Baseball’s best pitcher — its best player, period? — authored a gem for the ages Friday night at Citi Field, at a time when his club badly needed it, yet that tells only part of the story: The right-hander took a baseball outcome that has turned depressingly pedestrian — the strikeout — and elevated it back into an event. A celebration.
In mowing down 15 Nationals en route to a 6-0 Mets victory, halting his club’s losing streak at three games, deGrom set a personal record for Ks and recorded his second career shutout. Then there was this: His 50 strikeouts for the season, over 29 innings pitched, established a new Major League Baseball plateau for a pitcher’s first four starts of the season. Oh, and his ERA dropped to an insane 0.31.
“We’re witnessing something special,” deGrom’s manager Luis Rojas said.
The 32-year-old, arguably the most athletic pitcher in the game today, naturally delivered the game-winning RBI, his fifth-inning, one-out double scoring J.D. Davis from second base and pausing the Mets’ multi-season narrative of failing to hit in the clutch, and he added an eighth-inning single, meaning that he delivered as many hits as he allowed (and he didn’t walk anyone, either).
“Tonight I felt really good,” deGrom said. “That’s the best my changeup’s been in a long time. So I had three pitches working (fastball, slider and changeup) and I was comfortable throwing them at any time. That made it a lot of fun.”
Fun defined the night, which served as another chance to appreciate the return of fans, even in pandemic-limited percentages, to the ballpark. Would deGrom have pulled this off last year in front of only staff, media and cardboard cutouts? Can’t say for sure, yet we know for certain that the piped-in crowd noise wouldn’t have started chanting “MVP!” as deGrom’s night leapt from sublime to ridiculous. It wouldn’t have roared with approval when, at 100 pitches through eight innings, deGrom, up second, approached the on-deck circle in the bottom of the eighth, the signal that he would try to go the distance.
“When I walked out there, it sounded like the place was full,” deGrom said of the announced crowd of 8,130, and then he registered a 1-2-3 ninth inning to retire the last 19 batters he faced.
Even the grouchiest old-school baseball observer couldn’t mope about deGrom mowing down an opposing lineup with strikeouts galore, right? He is both artist and assassin, hitting his spots and blowing hitters away; 10 of his pitches registered 100 miles per hour or faster. That he supports his own cause with his bat should throw a bone to the old-schoolers, no?

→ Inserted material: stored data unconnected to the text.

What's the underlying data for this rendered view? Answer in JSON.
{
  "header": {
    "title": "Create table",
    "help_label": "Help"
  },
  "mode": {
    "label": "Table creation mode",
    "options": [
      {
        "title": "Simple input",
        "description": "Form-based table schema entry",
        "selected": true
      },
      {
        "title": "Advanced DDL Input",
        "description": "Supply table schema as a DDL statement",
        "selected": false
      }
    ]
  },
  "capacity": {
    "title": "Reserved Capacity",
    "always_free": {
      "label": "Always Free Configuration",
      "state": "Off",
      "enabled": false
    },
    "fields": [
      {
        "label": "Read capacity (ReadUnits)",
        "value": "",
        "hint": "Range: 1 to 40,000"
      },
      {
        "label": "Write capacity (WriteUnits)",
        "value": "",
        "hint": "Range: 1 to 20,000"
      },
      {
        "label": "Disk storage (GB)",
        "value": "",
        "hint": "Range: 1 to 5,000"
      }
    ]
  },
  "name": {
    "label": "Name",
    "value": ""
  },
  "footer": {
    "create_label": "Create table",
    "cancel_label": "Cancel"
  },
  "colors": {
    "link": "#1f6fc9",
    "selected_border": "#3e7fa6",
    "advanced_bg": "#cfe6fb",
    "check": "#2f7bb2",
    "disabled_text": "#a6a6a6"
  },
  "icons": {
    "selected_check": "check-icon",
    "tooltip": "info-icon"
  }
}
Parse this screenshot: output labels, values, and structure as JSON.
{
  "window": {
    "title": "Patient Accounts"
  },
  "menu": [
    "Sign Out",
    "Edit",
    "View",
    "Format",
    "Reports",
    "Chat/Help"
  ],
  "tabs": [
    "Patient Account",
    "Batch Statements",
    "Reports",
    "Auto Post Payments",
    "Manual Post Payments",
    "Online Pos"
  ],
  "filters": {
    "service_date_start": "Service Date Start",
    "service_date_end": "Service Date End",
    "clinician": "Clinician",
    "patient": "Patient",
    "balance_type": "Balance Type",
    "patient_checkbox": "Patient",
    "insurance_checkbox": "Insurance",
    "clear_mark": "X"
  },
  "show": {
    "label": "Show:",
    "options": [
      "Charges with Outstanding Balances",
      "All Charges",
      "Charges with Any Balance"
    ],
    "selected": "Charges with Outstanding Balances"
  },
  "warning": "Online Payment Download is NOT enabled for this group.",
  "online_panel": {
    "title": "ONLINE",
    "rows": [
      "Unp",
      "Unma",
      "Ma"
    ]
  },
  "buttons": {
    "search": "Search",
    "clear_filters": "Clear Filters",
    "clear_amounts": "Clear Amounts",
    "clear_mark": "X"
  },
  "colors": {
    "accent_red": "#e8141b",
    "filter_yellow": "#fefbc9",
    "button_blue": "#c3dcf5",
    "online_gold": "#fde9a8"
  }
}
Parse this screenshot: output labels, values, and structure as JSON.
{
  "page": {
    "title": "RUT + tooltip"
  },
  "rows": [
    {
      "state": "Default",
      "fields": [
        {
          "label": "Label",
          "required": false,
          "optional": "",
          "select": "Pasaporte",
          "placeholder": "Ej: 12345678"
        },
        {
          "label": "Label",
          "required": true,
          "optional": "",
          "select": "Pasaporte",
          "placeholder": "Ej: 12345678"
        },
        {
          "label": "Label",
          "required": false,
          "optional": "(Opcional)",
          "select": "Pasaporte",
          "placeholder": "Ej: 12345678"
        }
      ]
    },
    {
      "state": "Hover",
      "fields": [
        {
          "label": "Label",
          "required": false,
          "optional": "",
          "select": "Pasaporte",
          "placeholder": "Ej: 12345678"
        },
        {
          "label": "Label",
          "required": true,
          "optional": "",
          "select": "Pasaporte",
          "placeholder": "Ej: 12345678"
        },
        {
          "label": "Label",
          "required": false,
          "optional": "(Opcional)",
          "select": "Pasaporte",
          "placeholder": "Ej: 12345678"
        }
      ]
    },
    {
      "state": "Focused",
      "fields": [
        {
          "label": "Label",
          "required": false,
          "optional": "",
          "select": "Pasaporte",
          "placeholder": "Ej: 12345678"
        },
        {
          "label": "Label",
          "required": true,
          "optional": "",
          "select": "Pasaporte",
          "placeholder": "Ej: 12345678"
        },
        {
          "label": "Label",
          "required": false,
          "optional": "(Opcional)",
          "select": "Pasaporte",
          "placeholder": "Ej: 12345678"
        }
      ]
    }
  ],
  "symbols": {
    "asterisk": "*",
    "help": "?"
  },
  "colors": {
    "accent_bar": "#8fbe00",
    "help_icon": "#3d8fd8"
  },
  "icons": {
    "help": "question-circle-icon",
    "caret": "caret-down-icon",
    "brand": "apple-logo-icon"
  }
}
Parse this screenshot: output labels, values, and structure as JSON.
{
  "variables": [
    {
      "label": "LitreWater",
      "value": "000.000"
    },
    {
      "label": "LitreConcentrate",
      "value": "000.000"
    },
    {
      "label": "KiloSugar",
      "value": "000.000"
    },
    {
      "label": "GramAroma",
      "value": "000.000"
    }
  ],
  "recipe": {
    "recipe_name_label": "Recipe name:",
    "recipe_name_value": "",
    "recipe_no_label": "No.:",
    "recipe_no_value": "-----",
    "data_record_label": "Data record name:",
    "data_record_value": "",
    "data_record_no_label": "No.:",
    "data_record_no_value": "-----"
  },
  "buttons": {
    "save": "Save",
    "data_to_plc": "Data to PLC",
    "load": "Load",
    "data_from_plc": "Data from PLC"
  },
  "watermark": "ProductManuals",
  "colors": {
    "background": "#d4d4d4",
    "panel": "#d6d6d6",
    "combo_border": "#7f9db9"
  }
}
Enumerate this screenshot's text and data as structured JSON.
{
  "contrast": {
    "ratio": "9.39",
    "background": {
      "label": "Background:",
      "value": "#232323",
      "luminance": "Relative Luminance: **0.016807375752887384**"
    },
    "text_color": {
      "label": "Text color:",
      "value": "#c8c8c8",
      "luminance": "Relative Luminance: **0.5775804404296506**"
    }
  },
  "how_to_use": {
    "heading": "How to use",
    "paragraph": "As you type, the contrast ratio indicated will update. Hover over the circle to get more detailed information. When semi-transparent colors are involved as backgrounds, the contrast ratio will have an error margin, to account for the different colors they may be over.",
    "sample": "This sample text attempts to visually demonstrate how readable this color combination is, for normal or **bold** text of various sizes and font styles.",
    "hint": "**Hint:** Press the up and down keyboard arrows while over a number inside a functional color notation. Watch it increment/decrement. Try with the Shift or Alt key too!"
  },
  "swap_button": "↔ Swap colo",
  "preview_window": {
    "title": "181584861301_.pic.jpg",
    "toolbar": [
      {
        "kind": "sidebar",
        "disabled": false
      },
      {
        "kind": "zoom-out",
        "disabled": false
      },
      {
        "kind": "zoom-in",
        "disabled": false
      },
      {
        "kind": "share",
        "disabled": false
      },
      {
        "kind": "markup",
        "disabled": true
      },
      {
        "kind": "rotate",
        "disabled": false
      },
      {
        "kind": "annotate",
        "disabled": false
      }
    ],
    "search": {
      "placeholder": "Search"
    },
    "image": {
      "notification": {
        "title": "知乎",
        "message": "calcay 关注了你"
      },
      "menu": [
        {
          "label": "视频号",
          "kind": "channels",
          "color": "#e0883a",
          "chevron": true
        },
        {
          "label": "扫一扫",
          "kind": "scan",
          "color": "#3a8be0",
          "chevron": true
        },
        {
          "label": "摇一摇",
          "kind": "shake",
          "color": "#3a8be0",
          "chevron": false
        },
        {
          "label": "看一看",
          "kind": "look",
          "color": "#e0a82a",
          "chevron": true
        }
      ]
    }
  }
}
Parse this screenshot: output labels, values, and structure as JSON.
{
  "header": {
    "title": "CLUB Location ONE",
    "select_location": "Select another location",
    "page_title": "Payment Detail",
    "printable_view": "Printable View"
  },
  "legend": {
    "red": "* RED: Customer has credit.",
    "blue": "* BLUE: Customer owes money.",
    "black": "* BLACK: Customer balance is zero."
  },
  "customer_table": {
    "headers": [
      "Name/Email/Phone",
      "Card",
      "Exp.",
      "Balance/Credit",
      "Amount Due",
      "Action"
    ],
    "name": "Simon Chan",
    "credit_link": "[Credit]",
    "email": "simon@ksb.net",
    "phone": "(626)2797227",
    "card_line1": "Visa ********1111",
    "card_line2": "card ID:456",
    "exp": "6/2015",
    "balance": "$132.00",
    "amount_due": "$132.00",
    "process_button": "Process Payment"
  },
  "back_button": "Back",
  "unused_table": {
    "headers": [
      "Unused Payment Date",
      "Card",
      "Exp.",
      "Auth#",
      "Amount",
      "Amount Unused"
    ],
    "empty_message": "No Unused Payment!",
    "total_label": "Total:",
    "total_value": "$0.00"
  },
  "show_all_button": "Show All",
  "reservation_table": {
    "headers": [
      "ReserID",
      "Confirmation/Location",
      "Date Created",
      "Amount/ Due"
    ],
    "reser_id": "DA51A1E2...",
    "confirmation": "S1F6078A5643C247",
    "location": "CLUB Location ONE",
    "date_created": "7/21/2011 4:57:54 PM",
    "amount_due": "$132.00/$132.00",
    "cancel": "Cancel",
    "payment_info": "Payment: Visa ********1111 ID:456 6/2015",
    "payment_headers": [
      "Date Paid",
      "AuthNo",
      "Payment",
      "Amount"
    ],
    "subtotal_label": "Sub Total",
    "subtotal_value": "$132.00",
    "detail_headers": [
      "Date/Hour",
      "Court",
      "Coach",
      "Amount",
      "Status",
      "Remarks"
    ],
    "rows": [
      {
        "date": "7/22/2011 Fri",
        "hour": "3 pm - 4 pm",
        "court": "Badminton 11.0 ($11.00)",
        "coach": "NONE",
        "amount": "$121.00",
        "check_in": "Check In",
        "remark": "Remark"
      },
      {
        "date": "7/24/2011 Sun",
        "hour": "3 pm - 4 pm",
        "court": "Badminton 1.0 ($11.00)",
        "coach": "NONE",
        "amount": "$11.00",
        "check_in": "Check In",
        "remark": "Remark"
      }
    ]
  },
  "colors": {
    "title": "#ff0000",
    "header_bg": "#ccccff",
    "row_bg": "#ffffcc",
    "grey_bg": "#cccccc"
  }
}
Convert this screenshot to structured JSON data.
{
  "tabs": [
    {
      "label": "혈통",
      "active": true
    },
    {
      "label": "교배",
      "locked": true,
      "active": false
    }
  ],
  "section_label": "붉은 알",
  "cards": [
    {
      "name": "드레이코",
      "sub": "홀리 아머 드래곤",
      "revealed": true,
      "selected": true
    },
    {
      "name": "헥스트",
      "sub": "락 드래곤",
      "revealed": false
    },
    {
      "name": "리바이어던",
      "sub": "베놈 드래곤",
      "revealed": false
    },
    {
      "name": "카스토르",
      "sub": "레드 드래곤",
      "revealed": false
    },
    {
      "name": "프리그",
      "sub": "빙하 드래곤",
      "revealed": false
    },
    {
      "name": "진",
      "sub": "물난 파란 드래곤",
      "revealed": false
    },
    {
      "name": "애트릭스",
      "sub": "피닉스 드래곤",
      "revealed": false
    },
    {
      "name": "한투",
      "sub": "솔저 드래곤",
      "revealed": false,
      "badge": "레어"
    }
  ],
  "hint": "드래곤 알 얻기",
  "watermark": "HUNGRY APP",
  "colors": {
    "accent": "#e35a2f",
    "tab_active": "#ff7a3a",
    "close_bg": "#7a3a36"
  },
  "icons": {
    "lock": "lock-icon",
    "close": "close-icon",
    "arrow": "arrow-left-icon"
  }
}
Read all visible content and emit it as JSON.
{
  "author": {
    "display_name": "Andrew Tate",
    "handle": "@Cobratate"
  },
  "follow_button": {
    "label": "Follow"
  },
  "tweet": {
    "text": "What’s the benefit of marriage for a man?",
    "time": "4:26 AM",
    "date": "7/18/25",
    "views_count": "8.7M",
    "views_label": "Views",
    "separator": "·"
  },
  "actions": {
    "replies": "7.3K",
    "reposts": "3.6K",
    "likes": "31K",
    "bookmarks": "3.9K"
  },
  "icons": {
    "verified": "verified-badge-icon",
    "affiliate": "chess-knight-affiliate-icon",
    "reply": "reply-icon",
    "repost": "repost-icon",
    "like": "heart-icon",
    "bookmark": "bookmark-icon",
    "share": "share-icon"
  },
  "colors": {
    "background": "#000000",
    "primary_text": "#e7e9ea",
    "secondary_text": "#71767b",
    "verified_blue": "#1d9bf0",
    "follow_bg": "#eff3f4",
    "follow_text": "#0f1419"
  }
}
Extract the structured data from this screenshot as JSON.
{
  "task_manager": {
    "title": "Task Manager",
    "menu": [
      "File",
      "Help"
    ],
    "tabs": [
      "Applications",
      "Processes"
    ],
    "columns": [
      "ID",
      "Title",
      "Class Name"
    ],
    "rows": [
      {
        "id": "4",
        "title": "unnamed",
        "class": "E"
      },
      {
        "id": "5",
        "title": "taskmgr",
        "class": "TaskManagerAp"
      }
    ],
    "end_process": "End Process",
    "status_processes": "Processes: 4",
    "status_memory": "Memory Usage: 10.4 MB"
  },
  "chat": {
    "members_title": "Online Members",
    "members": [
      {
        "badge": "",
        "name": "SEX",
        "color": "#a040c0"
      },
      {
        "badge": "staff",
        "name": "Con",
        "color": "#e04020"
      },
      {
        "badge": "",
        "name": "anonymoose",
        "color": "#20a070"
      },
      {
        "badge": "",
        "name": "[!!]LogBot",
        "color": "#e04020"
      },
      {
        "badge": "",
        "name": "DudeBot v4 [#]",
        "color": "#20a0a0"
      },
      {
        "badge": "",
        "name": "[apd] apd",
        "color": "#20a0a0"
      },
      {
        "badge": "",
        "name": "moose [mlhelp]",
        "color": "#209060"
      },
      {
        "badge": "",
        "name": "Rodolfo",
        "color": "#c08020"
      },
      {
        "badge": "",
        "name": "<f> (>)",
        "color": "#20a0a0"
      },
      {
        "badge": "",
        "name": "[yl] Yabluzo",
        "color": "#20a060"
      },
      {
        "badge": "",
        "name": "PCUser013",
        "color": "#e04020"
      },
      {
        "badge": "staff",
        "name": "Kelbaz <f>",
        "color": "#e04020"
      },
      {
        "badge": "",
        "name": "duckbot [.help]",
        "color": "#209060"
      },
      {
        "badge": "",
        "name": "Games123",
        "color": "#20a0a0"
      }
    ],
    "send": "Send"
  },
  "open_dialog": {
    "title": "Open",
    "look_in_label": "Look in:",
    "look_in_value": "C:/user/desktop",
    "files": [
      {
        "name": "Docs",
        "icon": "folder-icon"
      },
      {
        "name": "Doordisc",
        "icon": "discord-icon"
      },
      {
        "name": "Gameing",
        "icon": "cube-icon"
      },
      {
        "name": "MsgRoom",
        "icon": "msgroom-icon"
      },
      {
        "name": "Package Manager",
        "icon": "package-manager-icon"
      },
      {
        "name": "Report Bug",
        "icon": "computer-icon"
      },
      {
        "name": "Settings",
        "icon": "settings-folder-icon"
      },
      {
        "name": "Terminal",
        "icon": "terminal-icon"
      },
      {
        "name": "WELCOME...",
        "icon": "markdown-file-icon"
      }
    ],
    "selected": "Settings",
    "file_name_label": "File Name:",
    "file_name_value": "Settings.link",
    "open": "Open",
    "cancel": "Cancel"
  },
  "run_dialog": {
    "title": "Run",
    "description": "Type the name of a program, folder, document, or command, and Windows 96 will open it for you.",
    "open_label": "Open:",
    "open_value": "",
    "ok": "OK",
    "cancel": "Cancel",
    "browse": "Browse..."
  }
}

“Every time he keeps getting a hit, it surprises me,” said Brandon Nimmo, who provided a healthy cushion for deGrom with a single, double, homer and four RBI, indirectly responding to a Steve Cohen tweet earlier in the evening that jabbed the Mets for their offensive woes. “I know I should expect those things from Jake.”
At this point, from deGrom, we should expect everything and be surprised by nothing. He is Sandy Koufax in the 1960s, Ron Guidry in 1978, Dwight Gooden in 1985. He is his own saga within the Mets’ attempt to rebrand themselves under Cohen.
He is must-see baseball, the strikeouts part of the attraction.
“Special, special day,” deGrom’s catcher Tomas Nido said. An instant classic from a surging giant. How will deGrom top this one? You’ll adjust your schedules to find out.